In Canada (National Revenue) v Paypal Canada Co,  GSTC 93 (Federal Court), the court granted an application in favour of the CRA to impose on Paypal a requirement to disclose account holder information of corporations and individuals holding business accounts, including the total number and value of transactions made by these account holders. The court, in justifying the requirement, noted that the group of persons was ascertainable, despite its size, and the application was brought in furtherance of an audit undertaken to combat the underground economy.
In Canada (National Revenue) v Stonkovic, 2018 FC 462, the court found that the CRA may issue a requirement to a taxpayer even if such requirement was issued based on information obtained illegally.
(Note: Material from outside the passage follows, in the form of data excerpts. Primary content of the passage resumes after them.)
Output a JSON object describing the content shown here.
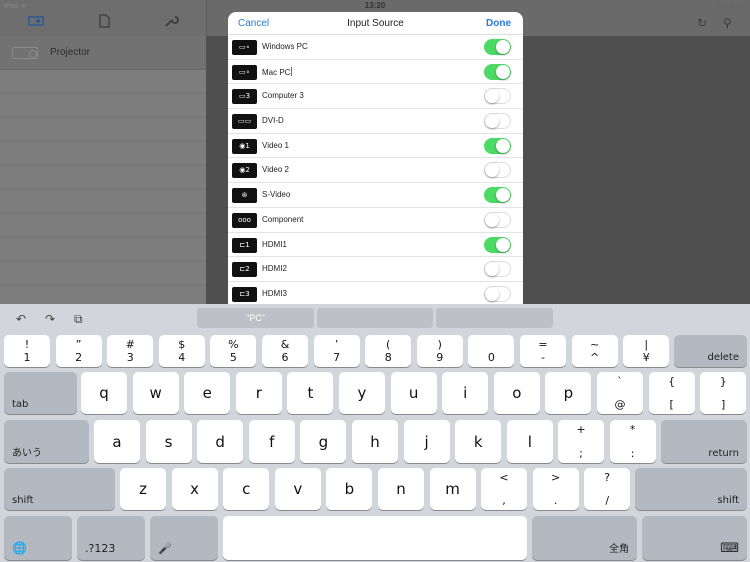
{
  "status": {
    "left": "iPad ᯤ",
    "time": "13:20",
    "right": "✱ 5% ▭"
  },
  "left_panel": {
    "projector_label": "Projector"
  },
  "right_toolbar": {
    "refresh": "↻",
    "search": "⚲"
  },
  "modal": {
    "cancel": "Cancel",
    "title": "Input Source",
    "done": "Done",
    "rows": [
      {
        "label": "Windows PC",
        "icon": "▭∘",
        "on": true
      },
      {
        "label": "Mac PC",
        "icon": "▭∘",
        "on": true
      },
      {
        "label": "Computer 3",
        "icon": "▭3",
        "on": false
      },
      {
        "label": "DVI-D",
        "icon": "▭▭",
        "on": false
      },
      {
        "label": "Video 1",
        "icon": "◉1",
        "on": true
      },
      {
        "label": "Video 2",
        "icon": "◉2",
        "on": false
      },
      {
        "label": "S-Video",
        "icon": "⊛",
        "on": true
      },
      {
        "label": "Component",
        "icon": "ooo",
        "on": false
      },
      {
        "label": "HDMI1",
        "icon": "⊏1",
        "on": true
      },
      {
        "label": "HDMI2",
        "icon": "⊏2",
        "on": false
      },
      {
        "label": "HDMI3",
        "icon": "⊏3",
        "on": false
      }
    ]
  },
  "keyboard": {
    "suggestion": "“PC”",
    "undo": "↶",
    "redo": "↷",
    "paste": "⧉",
    "row1": [
      {
        "t": "!",
        "b": "1"
      },
      {
        "t": "”",
        "b": "2"
      },
      {
        "t": "#",
        "b": "3"
      },
      {
        "t": "$",
        "b": "4"
      },
      {
        "t": "%",
        "b": "5"
      },
      {
        "t": "&",
        "b": "6"
      },
      {
        "t": "’",
        "b": "7"
      },
      {
        "t": "(",
        "b": "8"
      },
      {
        "t": ")",
        "b": "9"
      },
      {
        "t": "",
        "b": "0"
      },
      {
        "t": "=",
        "b": "-"
      },
      {
        "t": "~",
        "b": "^"
      },
      {
        "t": "|",
        "b": "¥"
      }
    ],
    "delete": "delete",
    "tab": "tab",
    "row2": [
      "q",
      "w",
      "e",
      "r",
      "t",
      "y",
      "u",
      "i",
      "o",
      "p"
    ],
    "row2_sym": [
      {
        "t": "`",
        "b": "@"
      },
      {
        "t": "{",
        "b": "["
      },
      {
        "t": "}",
        "b": "]"
      }
    ],
    "kana": "あいう",
    "row3": [
      "a",
      "s",
      "d",
      "f",
      "g",
      "h",
      "j",
      "k",
      "l"
    ],
    "row3_sym": [
      {
        "t": "+",
        "b": ";"
      },
      {
        "t": "*",
        "b": ":"
      }
    ],
    "return": "return",
    "shift": "shift",
    "row4": [
      "z",
      "x",
      "c",
      "v",
      "b",
      "n",
      "m"
    ],
    "row4_sym": [
      {
        "t": "<",
        "b": ","
      },
      {
        "t": ">",
        "b": "."
      },
      {
        "t": "?",
        "b": "/"
      }
    ],
    "globe": "🌐",
    "numbers": ".?123",
    "mic": "🎤",
    "zenkaku": "全角",
    "hide": "⌨"
  }
}
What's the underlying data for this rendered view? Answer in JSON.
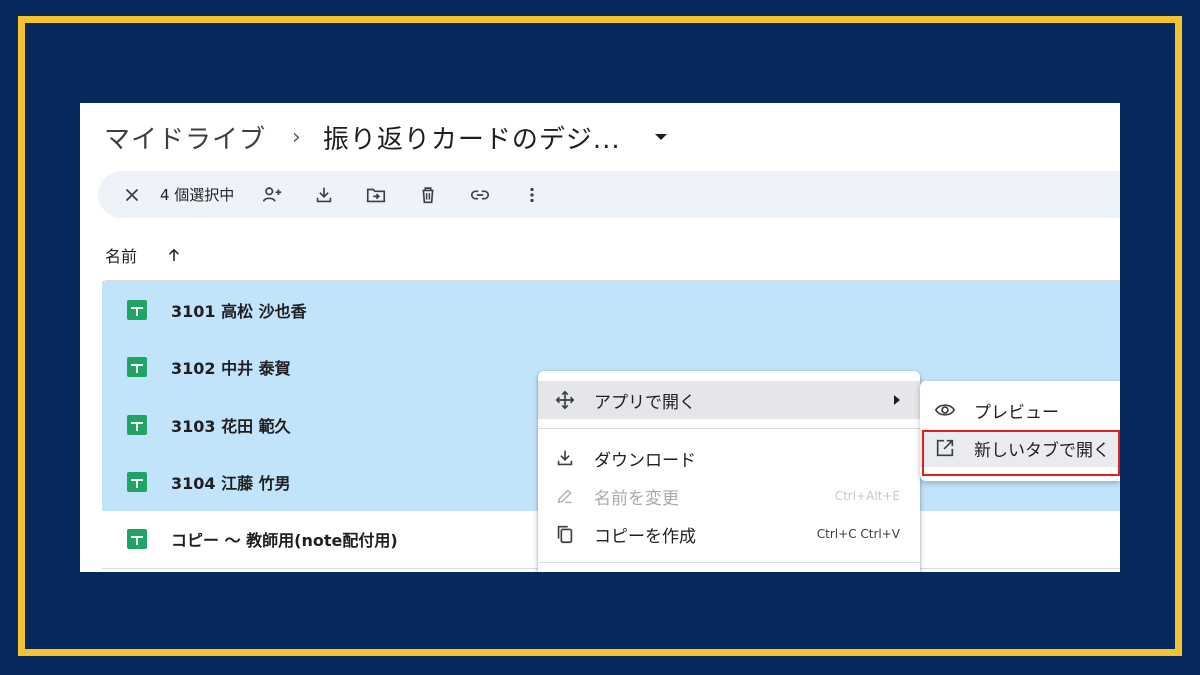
{
  "breadcrumb": {
    "root": "マイドライブ",
    "separator": "›",
    "current": "振り返りカードのデジ..."
  },
  "toolbar": {
    "selected_count": "4 個選択中",
    "icons": [
      "close-icon",
      "share-icon",
      "download-icon",
      "move-icon",
      "trash-icon",
      "link-icon",
      "more-vert-icon"
    ]
  },
  "list": {
    "column_name": "名前",
    "sort": "ascending",
    "rows": [
      {
        "name": "3101 高松 沙也香",
        "selected": true
      },
      {
        "name": "3102 中井 泰賀",
        "selected": true
      },
      {
        "name": "3103 花田 範久",
        "selected": true
      },
      {
        "name": "3104 江藤 竹男",
        "selected": true
      },
      {
        "name": "コピー ～ 教師用(note配付用)",
        "selected": false
      }
    ]
  },
  "context_menu": {
    "open_with": "アプリで開く",
    "download": "ダウンロード",
    "rename": "名前を変更",
    "rename_shortcut": "Ctrl+Alt+E",
    "make_copy": "コピーを作成",
    "make_copy_shortcut": "Ctrl+C Ctrl+V"
  },
  "submenu": {
    "preview": "プレビュー",
    "open_new_tab": "新しいタブで開く"
  },
  "colors": {
    "frame_border": "#f6c330",
    "frame_background": "#062a5c",
    "selected_row": "#c2e4fb",
    "sheets_green": "#1fa463",
    "highlight": "#e02020"
  }
}
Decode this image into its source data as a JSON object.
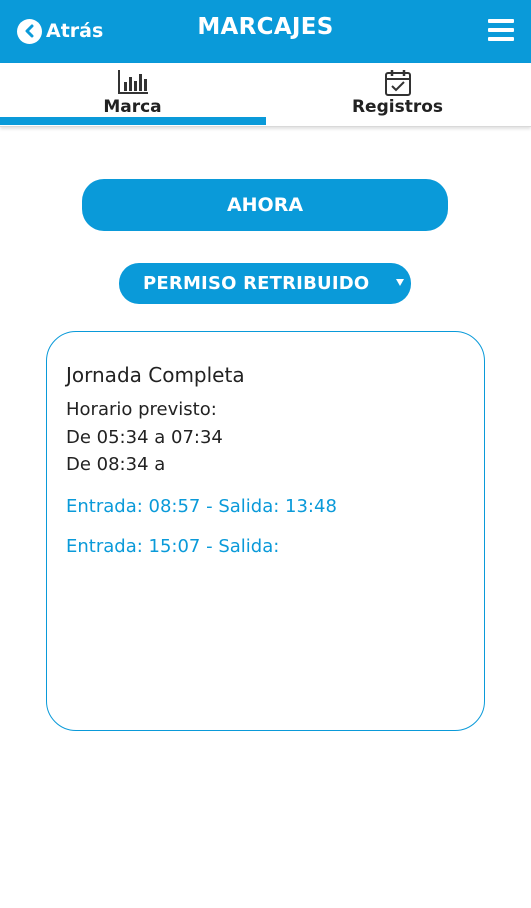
{
  "header": {
    "back_label": "Atrás",
    "title": "MARCAJES",
    "back_icon": "chevron-left-circle-icon",
    "menu_icon": "hamburger-menu-icon"
  },
  "tabs": [
    {
      "label": "Marca",
      "icon": "bar-chart-icon",
      "active": true
    },
    {
      "label": "Registros",
      "icon": "calendar-check-icon",
      "active": false
    }
  ],
  "actions": {
    "now_label": "AHORA"
  },
  "absence_select": {
    "value": "PERMISO RETRIBUIDO"
  },
  "schedule": {
    "title": "Jornada Completa",
    "expected_label": "Horario previsto:",
    "expected": [
      "De 05:34 a 07:34",
      "De 08:34 a"
    ],
    "records": [
      "Entrada: 08:57 - Salida: 13:48",
      "Entrada: 15:07 - Salida:"
    ]
  },
  "colors": {
    "accent": "#0a9ad9",
    "text": "#222222",
    "background": "#ffffff"
  }
}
Pursuant to the tax treaty between Canada and France, French authorities provided information pertaining to Canadian residents included on the “Falciani List”, a list obtained from an HSBC employee who had copied the list, to the CRA. The court agreed with the CRA that Canadian Charter rights did not prevent the CRA from relying on the information in issuing its requirement; charter rights apply only to state actors and not to the gathering of information outside of Canada where the authorities involved were not acting on behalf of any of the governments of Canada.
This past year saw major changes to the CRA’s voluntary disclosure programme (VDP), a mechanism that allows taxpayers to correct previous non-compliance with Canadian tax laws with the benefit of relief from criminal prosecution and penalties, as well reduced interest on taxes owing. While the requirements for an application under the VDP were previously quite straightforward, that the disclosure be voluntary, complete and relate to a taxation year that is at least one year past due, the CRA has developed the programme into two tracks, offering a more limited programme in instances where there is an element of intentional conduct, such as an effort to avoid detection through the use of offshore vehicles. Generally, applications by corporations with gross revenue in excess of $250 million in at least two of their last five taxation years, and any related entities, will be considered under the limited programme on a going-forward basis. A taxpayer will still be able to obtain relief from criminal prosecution and gross negligence penalties if an application is accepted under the limited programme, although other penalties may be applied and no interest relief will be provided.
The CRA has also begun to further pursue those taxpayers whose applications have been accepted under the VDP. In Gauthier v Canada, 2017 FC 1173, the Federal Court of Canada dismissed the taxpayer’s application for an injunction to prevent the CRA from reassessing statute-barred years prior to those disclosed in his VDP application. The taxpayer had received relief in respect of his 2005 through 2014 taxation years, but the CRA sought to audit his 1980 through 2004 taxation years (the taxpayer could not apply for relief for these taxation years as a VDP application was limited to the previous ten years).
While the court found that the taxpayer had not provided enough evidence in support of an inunction, in particular that the issue of a reassessment in and of itself would cause him irreparable harm, it did not comment on whether such a reassessment would be valid. Regardless, the fact that the CRA will attempt to audit and assess based on information provided through a VDP application may deter non-compliant taxpayers from coming forward in the future.